On ‘Sondheim on Sondheim’

Written By Alexis Wary, Staff Writer

With a line waiting for the theater doors to open, The Pittsburgh PlayHouse opened “Sondheim on Sondheim” on Wednesday, Oct. 19. The musical original directed on Broadway by James Lapine, presents a compilation of music by Stephen Sondheim alongside intimate interviews with Sondheim. 

Viewers get to experience a unique perspective of Sondheim’s life and how he became the composer that he is known for. Each musical piece is strategically placed to help tell the story of his life and how different moments correspond with his compositions. 

Once the overhead announcer declared that the show was beginning in 15 minutes, people took their last sips of their wine, checked in their coats, and headed into the Highmark Theater. 

The stage along with multiple sub stages and a drapery of curtains was set in the back corner. The audience was seated along the walls opposite of the stage in a half of a square formation. 

As the five piece orchestra tuned their instruments and practiced a couple scales, the anticipation for the show to begin was obvious. People settled in and slowly the chatter subsided when the light dimmed. 

The show opened with a powerful hook of an all company overture featuring small blips of songs by Sondheim. This then transitioned into a projection of an interview of Sondheim introducing himself. 

Throughout each musical piece, both in between songs and during, the interviews with Sondheim would input childhood experiences, anecdotes, comedic relief, and personal thoughts to explain each composition and the process of creating it. 
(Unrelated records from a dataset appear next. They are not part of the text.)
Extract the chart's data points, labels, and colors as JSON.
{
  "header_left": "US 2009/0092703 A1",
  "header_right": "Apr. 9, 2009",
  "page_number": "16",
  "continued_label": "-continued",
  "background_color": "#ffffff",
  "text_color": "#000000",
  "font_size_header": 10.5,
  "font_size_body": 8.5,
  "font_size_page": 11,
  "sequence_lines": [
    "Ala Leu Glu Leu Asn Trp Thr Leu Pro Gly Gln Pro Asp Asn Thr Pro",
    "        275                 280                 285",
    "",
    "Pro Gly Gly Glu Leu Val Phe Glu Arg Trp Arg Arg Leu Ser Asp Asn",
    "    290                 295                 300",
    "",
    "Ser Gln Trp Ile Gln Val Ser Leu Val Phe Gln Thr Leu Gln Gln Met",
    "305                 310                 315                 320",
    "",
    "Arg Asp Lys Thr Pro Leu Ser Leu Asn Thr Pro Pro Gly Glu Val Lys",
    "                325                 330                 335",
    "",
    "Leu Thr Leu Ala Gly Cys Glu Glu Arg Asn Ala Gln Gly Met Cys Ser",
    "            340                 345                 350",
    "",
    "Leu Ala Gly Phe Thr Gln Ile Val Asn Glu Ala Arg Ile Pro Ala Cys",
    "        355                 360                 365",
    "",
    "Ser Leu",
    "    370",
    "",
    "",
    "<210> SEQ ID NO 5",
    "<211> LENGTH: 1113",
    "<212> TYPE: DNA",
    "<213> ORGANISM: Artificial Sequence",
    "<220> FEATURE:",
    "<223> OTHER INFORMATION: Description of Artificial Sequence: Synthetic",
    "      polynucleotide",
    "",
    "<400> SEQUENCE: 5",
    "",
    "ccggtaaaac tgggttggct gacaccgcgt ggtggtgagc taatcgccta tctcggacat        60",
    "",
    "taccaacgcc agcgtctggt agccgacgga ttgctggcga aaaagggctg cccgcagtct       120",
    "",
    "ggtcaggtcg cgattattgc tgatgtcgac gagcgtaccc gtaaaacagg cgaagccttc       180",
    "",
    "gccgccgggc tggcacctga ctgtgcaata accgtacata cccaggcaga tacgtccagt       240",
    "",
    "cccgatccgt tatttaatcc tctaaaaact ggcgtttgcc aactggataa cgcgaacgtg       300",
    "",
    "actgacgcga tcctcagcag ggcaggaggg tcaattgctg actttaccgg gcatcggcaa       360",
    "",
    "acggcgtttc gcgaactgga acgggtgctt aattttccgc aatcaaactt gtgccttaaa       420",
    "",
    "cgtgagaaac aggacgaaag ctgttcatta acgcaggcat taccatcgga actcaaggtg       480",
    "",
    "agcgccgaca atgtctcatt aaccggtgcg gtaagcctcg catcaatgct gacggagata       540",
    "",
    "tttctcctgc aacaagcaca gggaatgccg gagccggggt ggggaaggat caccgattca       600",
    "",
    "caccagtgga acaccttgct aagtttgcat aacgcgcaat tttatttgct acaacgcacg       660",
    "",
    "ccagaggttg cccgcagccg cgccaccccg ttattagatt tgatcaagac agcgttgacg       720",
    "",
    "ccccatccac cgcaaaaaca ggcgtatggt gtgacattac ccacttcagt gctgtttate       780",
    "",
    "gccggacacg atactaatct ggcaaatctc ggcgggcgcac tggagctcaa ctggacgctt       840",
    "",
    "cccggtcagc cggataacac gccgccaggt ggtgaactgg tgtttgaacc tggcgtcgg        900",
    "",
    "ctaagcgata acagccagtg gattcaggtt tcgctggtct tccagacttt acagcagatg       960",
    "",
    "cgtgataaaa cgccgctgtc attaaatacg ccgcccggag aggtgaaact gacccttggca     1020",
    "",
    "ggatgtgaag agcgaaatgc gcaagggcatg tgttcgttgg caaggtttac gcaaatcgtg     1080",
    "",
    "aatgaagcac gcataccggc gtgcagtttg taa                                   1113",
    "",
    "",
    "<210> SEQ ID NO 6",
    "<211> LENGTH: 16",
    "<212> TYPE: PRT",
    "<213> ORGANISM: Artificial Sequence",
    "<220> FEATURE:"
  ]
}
These interviews worked seamlessly with the cast members, the orchestra, and the behind the scenes lighting and audio. It was done so incredibly that it almost felt like Sondheim was sitting on the stage telling his story right in front of the audience. 

The first act featured the massive vocal talent that the company had. Each cast member brought forth independent and unique sounds that when in a collective was breathtaking. Each member represented different characters from different musicals throughout the musical. 
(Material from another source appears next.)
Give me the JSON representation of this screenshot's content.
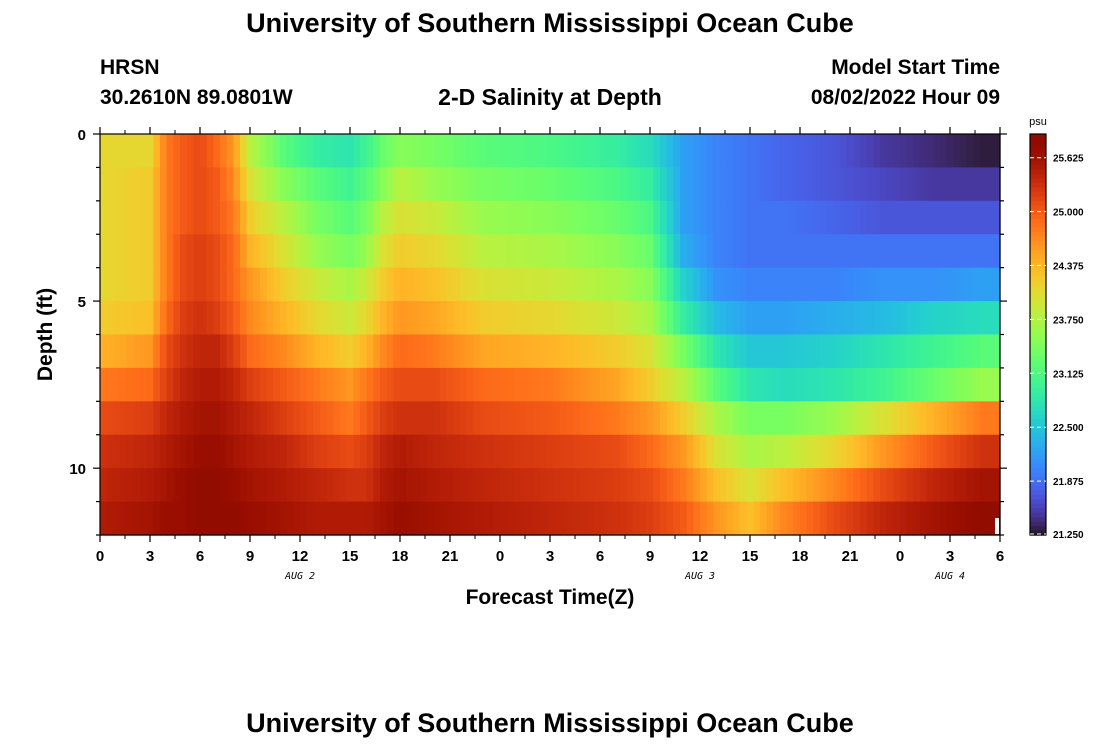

The pieces from “Passion” stuck with me unexpectedly and influenced me to learn more about this musical after the show. I had never seen “Passion”, but I was completely mesmerized by Gabriella Garza, Will Cobb and other members of the cast when performing the pieces “I Read,” “Is This What You Call Love?” and “Happiness.”

Jordan Threatt presented the audience with a strong performance of “Epiphany” from “Sweeny Todd.” He drew the audience by interacting with them along with tremendous vocals and expressions. 

The second act opened with a piece called “God” praising Sondheim for his work, while interviews of Sondheim project onto the curtains. His comedic nature shines through when he explains the process he goes through when creating music, which includes laying down, killing time by sharpening pencils, and relying occasionally on alcohol. 

This act also featured more serious tones, especially during “Beautiful” from “Sunday in the Park with George.” This song went along with Sondheim describing the complicated relationship he had with his mother, welcoming the audience into a very personal part of his life. 

Despite not knowing many of the compositions by Sondheim, I was invested throughout the show. Not having a major appreciation for musicals could make this musical a little more difficult to enjoy. 

If you are a person who grew up on musicals and loves seeing the hard work behind the scenes come to life with the cast and orchestra, “Sondheim on Sondheim” will touch your theater-loving soul in great ways.